Le dirigeant de la première banque américaine, Jamie Dimon, a lancé une attaque virulente contre le chef de la plateforme d'échange de cryptomonnaies Coinbase, Brian Armstrong, lors du Reagan National Economic Forum. Dimon a déclaré que le secteur bancaire dans son ensemble refusait d'accepter le texte législatif actuellement examiné par le Sénat, qu'il a qualifié de dangereux pour la stabilité financière.
« Ce ne sera pas accepté. Personne ne va s'incliner devant ce type, ni devant cette société... Il est le seul à dépenser des centaines de millions de dollars à Washington pour pousser ce projet. Il est plein de merde », a lancé Dimon, faisant référence aux efforts de lobbying massifs de l'industrie crypto.
Le projet de loi, qui a franchi l'étape de la commission bancaire du Sénat en mai, vise à instaurer un cadre réglementaire fédéral pour les cryptomonnaies. L'un des points les plus contestés par les banques est la possibilité offerte aux sociétés crypto de proposer des programmes de rémunération avec un rendement annuel en pourcentage (APY), imitant les comptes d'épargne bancaires sans être soumises aux mêmes obligations réglementaires.
Dimon a souligné que le texte n'intègre pas les exigences de lutte contre le blanchiment d'argent et de respect de la loi sur le secret bancaire (Bank Secrecy Act). « Cela leur permet effectivement de payer des intérêts sur les dépôts, les stablecoins ou autre, sans les protections nécessaires », a-t-il ajouté.
Un front bancaire uni malgré des divergences internes
Bien que des informations aient fait état de divisions entre les grandes banques – certaines, plus exposées au trading, se montrant moins hostiles – Dimon a assuré que toutes les institutions financières étaient soudées. « Les banques ne l'accepteront pas comme ça. L'American Bankers Association, les petites banques, les caisses populaires. Ce ne sont pas seulement les grands établissements », a-t-il insisté.

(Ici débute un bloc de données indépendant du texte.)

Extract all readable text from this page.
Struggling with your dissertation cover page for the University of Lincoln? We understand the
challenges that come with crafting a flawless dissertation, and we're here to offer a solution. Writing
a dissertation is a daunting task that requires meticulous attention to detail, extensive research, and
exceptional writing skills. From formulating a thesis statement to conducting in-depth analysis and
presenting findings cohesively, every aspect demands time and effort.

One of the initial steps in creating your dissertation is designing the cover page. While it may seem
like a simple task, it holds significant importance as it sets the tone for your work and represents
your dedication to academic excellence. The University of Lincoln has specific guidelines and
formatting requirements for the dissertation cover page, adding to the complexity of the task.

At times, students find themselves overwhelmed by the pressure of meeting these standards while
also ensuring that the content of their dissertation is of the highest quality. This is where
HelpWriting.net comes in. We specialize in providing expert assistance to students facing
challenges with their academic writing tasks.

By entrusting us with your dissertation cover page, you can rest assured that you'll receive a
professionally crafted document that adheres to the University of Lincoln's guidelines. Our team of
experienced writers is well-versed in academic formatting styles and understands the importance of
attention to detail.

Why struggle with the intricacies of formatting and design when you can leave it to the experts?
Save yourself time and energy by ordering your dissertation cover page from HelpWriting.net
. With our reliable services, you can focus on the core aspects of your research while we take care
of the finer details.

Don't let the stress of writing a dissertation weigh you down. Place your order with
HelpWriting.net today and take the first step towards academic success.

Le secteur bancaire traditionnel craint que ce texte ne légalise des pratiques qui échappent à la supervision des autorités, tout en offrant aux entreprises crypto un avantage concurrentiel prohibitif. En parallèle, les entreprises de cryptomonnaies ont intensifié leurs dépenses de lobbying et de financement de campagnes pour peser sur les décideurs.
Un bras de fer politique
Le projet de loi bénéficie d'un soutien de la Maison-Blanche et a déjà provoqué des tensions au sein du Congrès. Plusieurs sénateurs, autrefois perçus comme proches des intérêts bancaires, ont écarté les plaintes des établissements traditionnels, ce qui a alimenté l'inquiétude d'une perte d'influence de Wall Street à Washington.
De son côté, Brian Armstrong avait annoncé sur le réseau social X que Coinbase lancerait un produit offrant un rendement sur les dépôts, illustrant l'ambition du secteur de concurrencer directement les banques de détail. La sortie de Dimon marque une escalade verbale et stratégique dans ce conflit qui pourrait aboutir à un vote au Sénat dans les semaines à venir.
Si le texte était adopté, il représenterait la première refonte majeure de la régulation financière américaine appliquée aux actifs numériques, avec des répercussions potentielles sur l'ensemble du système bancaire.